Abstract

Though face recognition using traditional (hard) biometrics has attracted massive research interest and received extensive studies, it still confronts degrading variability challenges and notably achieves lower performance compared with other biometric recognition forms like fingerprint and iris. Recently, a number of research studies have been interested in enhancing face recognition performance by all means of supplementary facial biometric traits or other biometric modalities. Thus, soft biometrics have been emerged as a new promising modality of biometrics and highlighted as likely viable and fusible traits for augmenting traditional/hard biometrics. This is due to the expected advantages of soft biometrics over the traditional biometric traits, such as the high collectability and invariance properties. Other than fusing different kinds of traditional traits to augment face recognition, adding soft biometrics to augment various traditional facial traits has yet gained little research attention.
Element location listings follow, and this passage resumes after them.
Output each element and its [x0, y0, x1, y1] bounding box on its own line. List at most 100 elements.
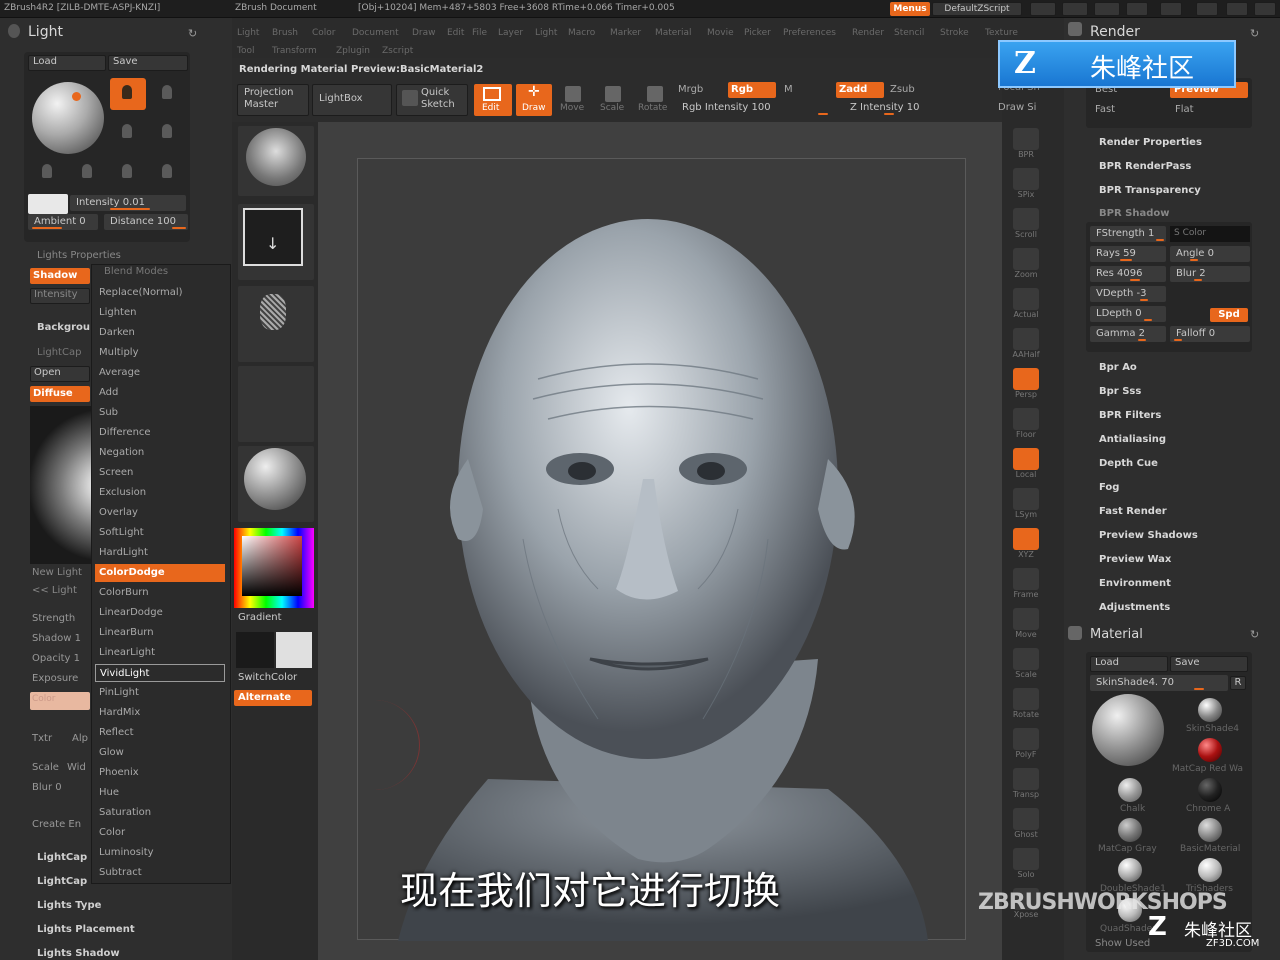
blend-mode-item[interactable]: Replace(Normal) — [95, 284, 225, 302]
blend-mode-item[interactable]: LinearBurn — [95, 624, 225, 642]
bpr-ao-item[interactable]: Bpr Ao — [1099, 362, 1137, 373]
blend-mode-item[interactable]: Screen — [95, 464, 225, 482]
exposure-slider[interactable]: Exposure — [32, 673, 78, 684]
blend-mode-item[interactable]: Saturation — [95, 804, 225, 822]
material-main-preview[interactable] — [1092, 694, 1164, 766]
opacity-slider[interactable]: Opacity 1 — [32, 653, 80, 664]
material-swatch[interactable] — [1118, 858, 1142, 882]
tool-scroll-button[interactable]: Scroll — [1008, 208, 1044, 239]
menu-item[interactable]: Layer — [498, 28, 523, 38]
bulb-icon[interactable] — [162, 85, 172, 99]
blend-mode-item[interactable]: PinLight — [95, 684, 225, 702]
blend-mode-item[interactable]: Reflect — [95, 724, 225, 742]
light-save-button[interactable]: Save — [108, 55, 188, 71]
bulb-icon[interactable] — [42, 164, 52, 178]
lock-icon[interactable] — [1160, 2, 1182, 16]
light-color-swatch[interactable] — [28, 194, 68, 214]
blend-mode-item[interactable]: VividLight — [95, 664, 225, 682]
script-button[interactable]: DefaultZScript — [932, 2, 1022, 16]
tool-xyz-button[interactable]: XYZ — [1008, 528, 1044, 559]
lightcap-preview[interactable] — [30, 406, 92, 564]
intensity-slider[interactable]: Intensity 0.01 — [70, 195, 186, 211]
blend-mode-item[interactable]: Subtract — [95, 864, 225, 882]
spd-button[interactable]: Spd — [1210, 308, 1248, 322]
minimize-icon[interactable] — [1196, 2, 1218, 16]
zadd-button[interactable]: Zadd — [836, 82, 884, 98]
tool-lsym-button[interactable]: LSym — [1008, 488, 1044, 519]
secondary-color-swatch[interactable] — [276, 632, 312, 668]
tool-spix-button[interactable]: SPix — [1008, 168, 1044, 199]
menu-item[interactable]: Render — [852, 28, 884, 38]
bpr-sss-item[interactable]: Bpr Sss — [1099, 386, 1141, 397]
lights-type-submenu[interactable]: Lights Type — [37, 900, 101, 911]
restore-icon[interactable] — [1226, 2, 1248, 16]
scale-slider[interactable]: Scale — [32, 762, 59, 773]
blend-mode-item[interactable]: Overlay — [95, 504, 225, 522]
menus-button[interactable]: Menus — [890, 2, 930, 16]
tool-actual-button[interactable]: Actual — [1008, 288, 1044, 319]
document-canvas[interactable] — [357, 158, 967, 941]
blend-mode-item[interactable]: LinearDodge — [95, 604, 225, 622]
distance-slider[interactable]: Distance 100 — [104, 214, 188, 230]
menu-item[interactable]: Macro — [568, 28, 595, 38]
blend-mode-item[interactable]: ColorBurn — [95, 584, 225, 602]
lightcap-submenu[interactable]: LightCap — [37, 852, 87, 863]
sculpt-head[interactable] — [358, 159, 967, 941]
ldepth-slider[interactable]: LDepth 0 — [1090, 306, 1166, 322]
tool-frame-button[interactable]: Frame — [1008, 568, 1044, 599]
view-icon[interactable] — [1094, 2, 1120, 16]
menu-item[interactable]: Stencil — [894, 28, 924, 38]
preview-wax-item[interactable]: Preview Wax — [1099, 554, 1171, 565]
lights-shadow-submenu[interactable]: Lights Shadow — [37, 948, 120, 959]
menu-item[interactable]: Material — [655, 28, 692, 38]
create-env-button[interactable]: Create En — [32, 819, 81, 830]
menu-item[interactable]: Texture — [985, 28, 1018, 38]
blend-mode-item[interactable]: Phoenix — [95, 764, 225, 782]
close-icon[interactable] — [1254, 2, 1276, 16]
flat-render-button[interactable]: Flat — [1175, 104, 1194, 115]
tool-local-button[interactable]: Local — [1008, 448, 1044, 479]
gamma-slider[interactable]: Gamma 2 — [1090, 326, 1166, 342]
bulb-icon[interactable] — [122, 164, 132, 178]
blend-mode-item[interactable]: Darken — [95, 324, 225, 342]
diffuse-button[interactable]: Diffuse — [30, 386, 90, 402]
color-picker-square[interactable] — [242, 536, 302, 596]
fog-item[interactable]: Fog — [1099, 482, 1119, 493]
bpr-transparency-item[interactable]: BPR Transparency — [1099, 185, 1201, 196]
adjustments-item[interactable]: Adjustments — [1099, 602, 1170, 613]
menu-item[interactable]: Movie — [707, 28, 734, 38]
blend-mode-item[interactable]: Sub — [95, 404, 225, 422]
undo-icon[interactable] — [1062, 2, 1088, 16]
shadow-tab[interactable]: Shadow — [30, 268, 90, 284]
material-swatch[interactable] — [1198, 738, 1222, 762]
angle-slider[interactable]: Angle 0 — [1170, 246, 1250, 262]
new-light-button[interactable]: New Light — [32, 567, 82, 578]
menu-item[interactable]: Light — [237, 28, 259, 38]
environment-item[interactable]: Environment — [1099, 578, 1171, 589]
bulb-icon[interactable] — [82, 164, 92, 178]
menu-item[interactable]: Light — [535, 28, 557, 38]
rays-slider[interactable]: Rays 59 — [1090, 246, 1166, 262]
strength-slider[interactable]: Strength — [32, 613, 75, 624]
material-swatch[interactable] — [1198, 858, 1222, 882]
refresh-icon[interactable]: ↻ — [1250, 628, 1259, 641]
res-slider[interactable]: Res 4096 — [1090, 266, 1166, 282]
blur-slider[interactable]: Blur 2 — [1170, 266, 1250, 282]
width-slider[interactable]: Wid — [67, 762, 86, 773]
tool-scale-button[interactable]: Scale — [1008, 648, 1044, 679]
menu-item[interactable]: Stroke — [940, 28, 969, 38]
scale-button[interactable]: Scale — [598, 84, 628, 116]
menu-item[interactable]: Tool — [237, 46, 254, 56]
menu-item[interactable]: Transform — [272, 46, 317, 56]
layout-icon[interactable] — [1126, 2, 1148, 16]
material-swatch[interactable] — [1198, 818, 1222, 842]
blend-mode-item[interactable]: Luminosity — [95, 844, 225, 862]
primary-color-swatch[interactable] — [236, 632, 274, 668]
prev-light-button[interactable]: << Light — [32, 585, 77, 596]
blur-slider[interactable]: Blur 0 — [32, 782, 62, 793]
fast-render-item[interactable]: Fast Render — [1099, 506, 1167, 517]
refresh-icon[interactable]: ↻ — [188, 27, 197, 40]
blend-mode-item[interactable]: Hue — [95, 784, 225, 802]
move-button[interactable]: Move — [558, 84, 588, 116]
r-button[interactable]: R — [1230, 676, 1246, 690]
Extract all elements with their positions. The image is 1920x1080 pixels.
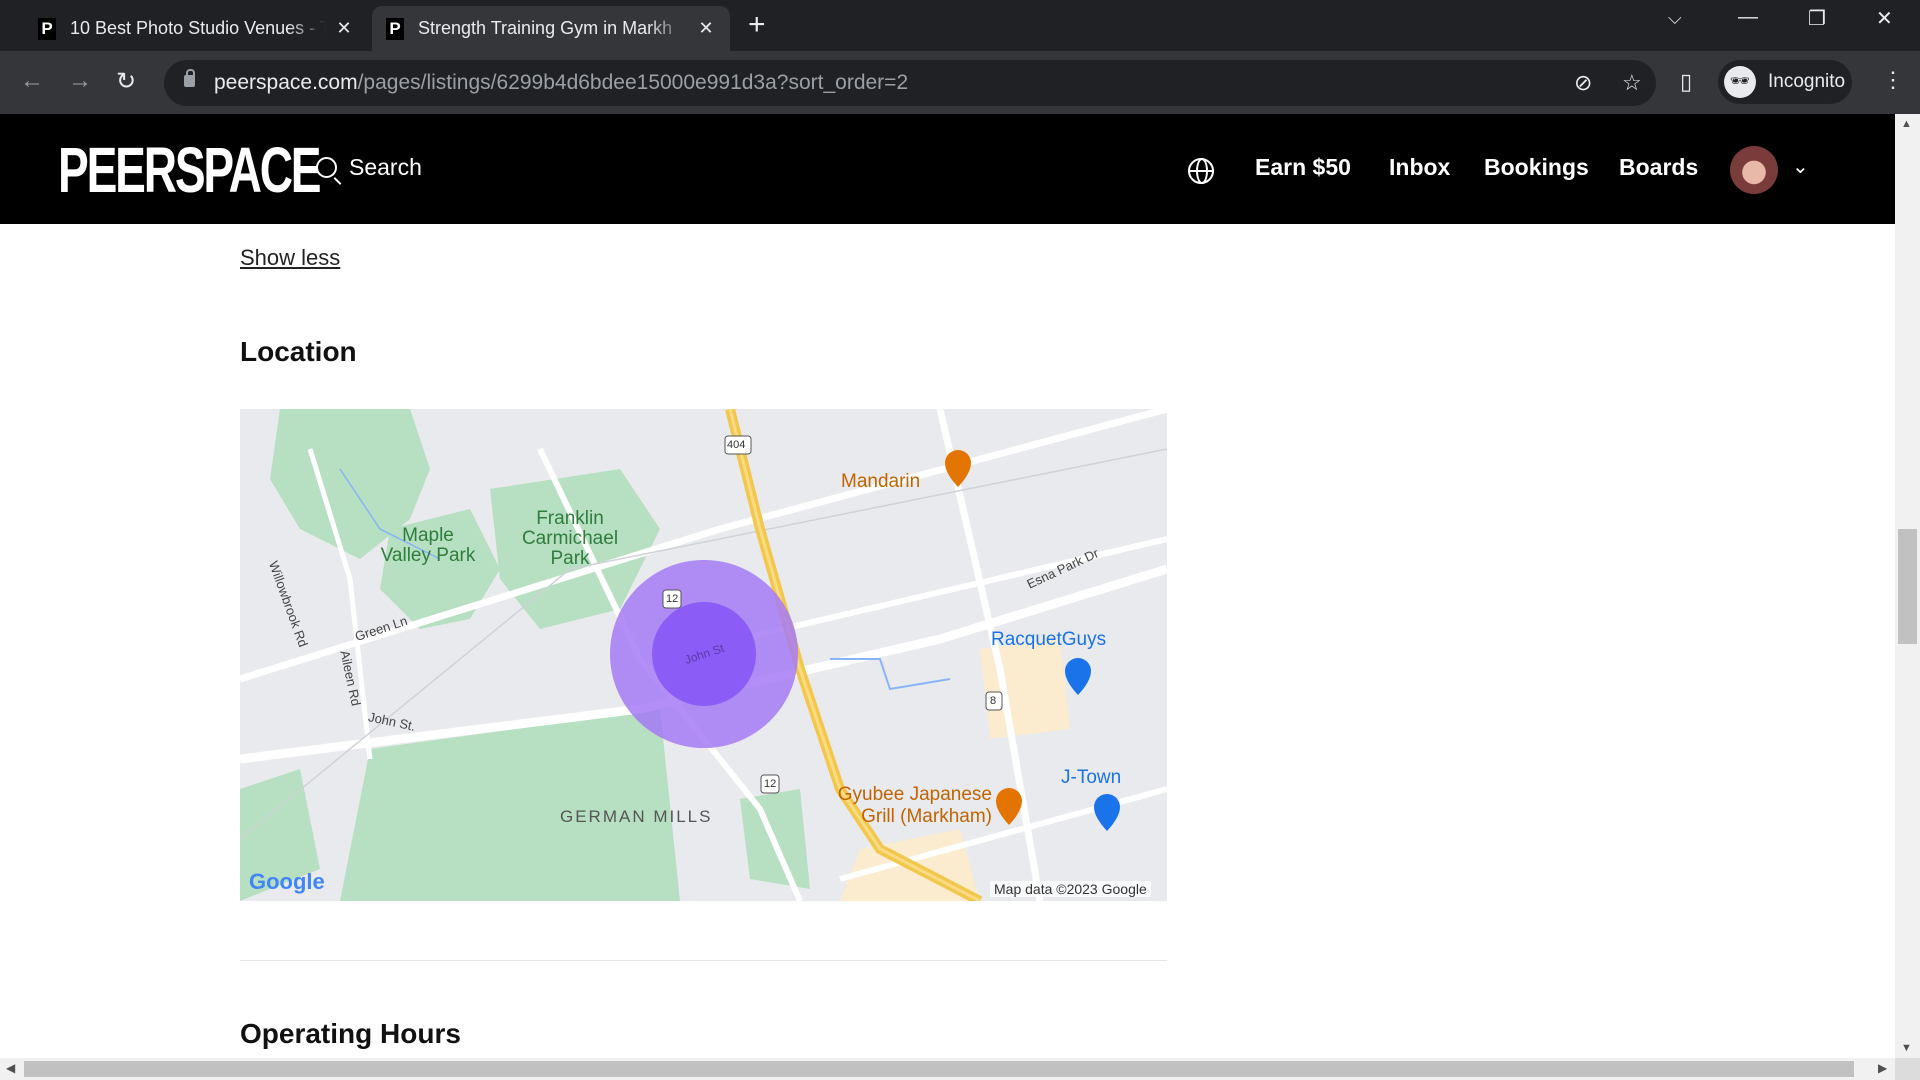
chevron-down-icon[interactable]: ⌄ — [1792, 154, 1809, 179]
user-avatar[interactable] — [1730, 146, 1778, 194]
nav-bookings[interactable]: Bookings — [1484, 154, 1589, 181]
nav-earn[interactable]: Earn $50 — [1255, 154, 1351, 181]
lock-icon[interactable] — [184, 69, 195, 87]
vertical-scrollbar[interactable]: ▲ ▼ — [1895, 114, 1920, 1058]
reload-button[interactable]: ↻ — [116, 67, 136, 96]
incognito-profile-button[interactable]: 🕶 Incognito — [1718, 60, 1852, 104]
park-maple-valley: Maple Valley Park — [380, 525, 476, 566]
tab-title: Strength Training Gym in Markh — [418, 18, 673, 38]
nav-boards[interactable]: Boards — [1619, 154, 1698, 181]
scroll-up-arrow-icon[interactable]: ▲ — [1901, 118, 1912, 130]
vertical-scroll-thumb[interactable] — [1898, 529, 1917, 644]
minimize-button[interactable]: — — [1738, 6, 1758, 29]
location-map[interactable]: 404 12 12 8 Mandarin RacquetGuys J-Town … — [240, 409, 1167, 901]
eye-off-icon[interactable]: ⊘ — [1574, 70, 1592, 96]
new-tab-button[interactable]: + — [748, 8, 766, 42]
route-12-label: 12 — [666, 593, 679, 605]
tab-title: 10 Best Photo Studio Venues - T — [70, 18, 326, 38]
back-button[interactable]: ← — [20, 67, 44, 95]
side-panel-icon[interactable]: ▯ — [1680, 69, 1692, 95]
tab-photo-studio[interactable]: P 10 Best Photo Studio Venues - T ✕ — [24, 6, 368, 51]
place-racquetguys[interactable]: RacquetGuys — [991, 629, 1106, 651]
bookmark-star-icon[interactable]: ☆ — [1622, 70, 1642, 96]
route-8-label: 8 — [990, 695, 997, 707]
place-gyubee[interactable]: Gyubee Japanese Grill (Markham) — [828, 784, 992, 828]
url-text[interactable]: peerspace.com/pages/listings/6299b4d6bde… — [214, 71, 908, 95]
show-less-link[interactable]: Show less — [240, 245, 340, 271]
horizontal-scrollbar[interactable]: ◀ ▶ — [0, 1058, 1895, 1080]
search-icon — [316, 157, 337, 178]
incognito-label: Incognito — [1768, 71, 1846, 92]
forward-button[interactable]: → — [68, 67, 92, 95]
search-button[interactable]: Search — [316, 154, 422, 181]
section-divider — [240, 960, 1167, 961]
scroll-down-arrow-icon[interactable]: ▼ — [1901, 1042, 1912, 1054]
place-j-town[interactable]: J-Town — [1061, 767, 1121, 789]
tab-strip: P 10 Best Photo Studio Venues - T ✕ P St… — [0, 0, 1920, 51]
close-window-button[interactable]: ✕ — [1876, 6, 1893, 31]
scroll-right-arrow-icon[interactable]: ▶ — [1878, 1061, 1887, 1075]
scroll-left-arrow-icon[interactable]: ◀ — [6, 1061, 15, 1075]
location-heading: Location — [240, 336, 357, 367]
map-attribution[interactable]: Map data ©2023 Google — [990, 881, 1151, 897]
restore-button[interactable]: ❐ — [1808, 6, 1826, 31]
globe-icon[interactable] — [1188, 158, 1214, 184]
search-label: Search — [349, 154, 422, 180]
peerspace-favicon: P — [386, 17, 404, 40]
menu-kebab-icon[interactable]: ⋮ — [1882, 67, 1904, 93]
place-mandarin[interactable]: Mandarin — [841, 471, 920, 493]
close-tab-icon[interactable]: ✕ — [696, 18, 716, 39]
peerspace-favicon: P — [38, 17, 56, 40]
horizontal-scroll-thumb[interactable] — [24, 1061, 1854, 1077]
close-tab-icon[interactable]: ✕ — [334, 18, 354, 39]
google-logo[interactable]: Google — [249, 869, 325, 895]
site-header: PEERSPACE Search Earn $50 Inbox Bookings… — [0, 114, 1895, 224]
nav-inbox[interactable]: Inbox — [1389, 154, 1450, 181]
peerspace-logo[interactable]: PEERSPACE — [58, 138, 322, 202]
neighbourhood-german-mills: GERMAN MILLS — [560, 807, 713, 826]
incognito-icon: 🕶 — [1724, 66, 1756, 98]
scrollbar-corner — [1895, 1058, 1920, 1080]
route-404-label: 404 — [727, 439, 746, 451]
tab-search-icon[interactable]: ⌵ — [1668, 8, 1682, 29]
browser-toolbar: ← → ↻ peerspace.com/pages/listings/6299b… — [0, 51, 1920, 114]
park-franklin-carmichael: Franklin Carmichael Park — [521, 508, 619, 569]
operating-hours-heading: Operating Hours — [240, 1018, 461, 1049]
route-12-label: 12 — [764, 778, 777, 790]
address-bar[interactable]: peerspace.com/pages/listings/6299b4d6bde… — [164, 60, 1656, 106]
tab-strength-training[interactable]: P Strength Training Gym in Markh ✕ — [372, 6, 730, 51]
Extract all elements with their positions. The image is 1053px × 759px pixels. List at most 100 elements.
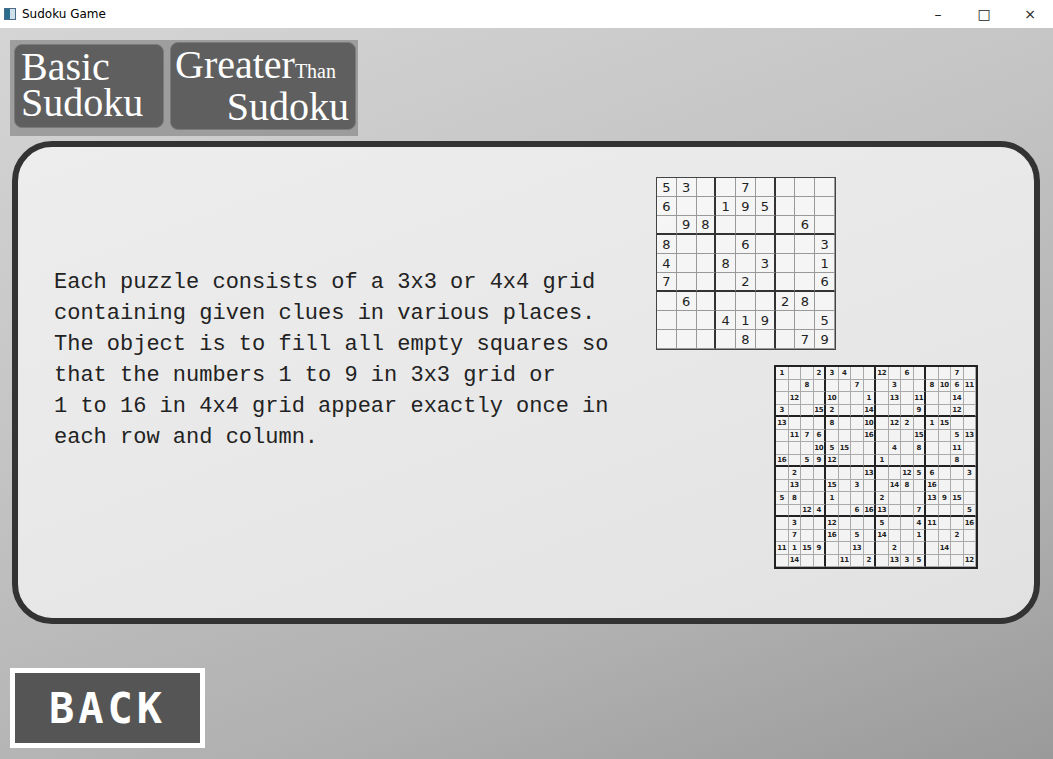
grid-cell [814,530,827,543]
grid-cell [795,273,815,292]
window-controls: –□× [915,0,1053,28]
grid-cell: 3 [756,254,776,273]
grid-cell: 8 [716,254,736,273]
grid-cell [814,467,827,480]
grid-cell [939,505,952,518]
grid-cell: 6 [657,197,677,216]
grid-cell: 16 [926,480,939,493]
grid-cell: 5 [851,530,864,543]
back-button[interactable]: BACK [10,668,205,748]
grid-cell: 3 [964,467,977,480]
grid-cell [756,330,776,349]
grid-cell [951,517,964,530]
grid-cell: 13 [889,555,902,568]
grid-cell: 14 [864,405,877,418]
grid-cell [851,455,864,468]
grid-cell: 1 [826,492,839,505]
grid-cell: 15 [801,542,814,555]
grid-cell [716,216,736,235]
grid-cell [801,467,814,480]
grid-cell [677,330,697,349]
grid-cell: 9 [814,455,827,468]
grid-cell [756,235,776,254]
grid-cell: 2 [776,292,796,311]
grid-cell [801,492,814,505]
game-area: Basic SudokuGreaterThan Sudoku Each puzz… [0,28,1053,759]
grid-cell [776,330,796,349]
grid-cell [964,405,977,418]
grid-cell: 13 [926,492,939,505]
grid-cell [901,380,914,393]
grid-cell [756,216,776,235]
grid-cell: 12 [801,505,814,518]
grid-cell: 12 [951,405,964,418]
grid-cell: 5 [756,197,776,216]
grid-cell: 9 [814,542,827,555]
app-icon [4,8,16,20]
window-control[interactable]: × [1007,0,1053,28]
grid-cell: 1 [926,417,939,430]
grid-cell [851,442,864,455]
grid-cell [795,311,815,330]
grid-cell [964,542,977,555]
grid-cell [789,405,802,418]
instructions-line: 1 to 16 in 4x4 grid appear exactly once … [54,391,656,422]
grid-cell: 3 [851,480,864,493]
grid-cell [677,311,697,330]
grid-cell [677,235,697,254]
grid-cell [889,467,902,480]
grid-cell [795,197,815,216]
grid-cell [889,530,902,543]
grid-cell: 10 [939,380,952,393]
grid-cell [926,430,939,443]
window-control[interactable]: □ [961,0,1007,28]
grid-cell: 3 [789,517,802,530]
mode-tab-frame: Basic Sudoku [12,42,164,136]
instructions-text: Each puzzle consists of a 3x3 or 4x4 gri… [54,267,656,618]
mode-tab[interactable]: Basic Sudoku [14,44,164,128]
grid-cell: 9 [756,311,776,330]
sudoku-grid: 537619598686348317266284195879 [656,177,836,350]
grid-cell: 5 [951,430,964,443]
grid-cell: 13 [851,542,864,555]
title-bar: Sudoku Game –□× [0,0,1053,28]
grid-cell [814,392,827,405]
grid-cell [776,235,796,254]
grid-cell [864,455,877,468]
grid-cell [901,405,914,418]
grid-cell: 1 [914,530,927,543]
grid-cell: 9 [939,492,952,505]
grid-cell [839,467,852,480]
grid-cell [736,292,756,311]
grid-cell [851,392,864,405]
grid-cell [914,492,927,505]
grid-cell [889,430,902,443]
grid-cell [851,492,864,505]
grid-cell [789,367,802,380]
grid-cell: 5 [776,492,789,505]
grid-cell: 4 [914,517,927,530]
grid-cell [839,517,852,530]
grid-cell [756,273,776,292]
grid-cell [776,442,789,455]
grid-cell: 12 [901,467,914,480]
window-control[interactable]: – [915,0,961,28]
grid-cell: 16 [964,517,977,530]
grid-cell: 11 [789,430,802,443]
grid-cell [814,492,827,505]
grid-cell [864,517,877,530]
grid-cell [876,392,889,405]
grid-cell: 12 [876,367,889,380]
grid-cell: 3 [901,555,914,568]
grid-cell: 14 [951,392,964,405]
grid-cell: 2 [826,405,839,418]
grid-cell [964,367,977,380]
grid-cell: 15 [951,492,964,505]
grid-cell [815,216,835,235]
grid-cell [939,517,952,530]
grid-cell: 5 [801,455,814,468]
mode-tab[interactable]: GreaterThan Sudoku [170,42,356,130]
grid-cell [839,430,852,443]
grid-cell: 12 [789,392,802,405]
grid-cell: 10 [864,417,877,430]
Hence, in this research, unlike the majority of existing work, we investigate the viability of global soft face biometrics in supplementing traditional (hard) biometrics and the efficacy of concurrently using absolute and relative descriptions as soft biometrics. We conduct a new soft biometric-based fusion scheme in feature-level for augmenting a traditional Gabor-based face identification/verification in different potential forensic scenarios, considering performance variability evaluation and comparison with the baseline performance of Gabor features in isolation.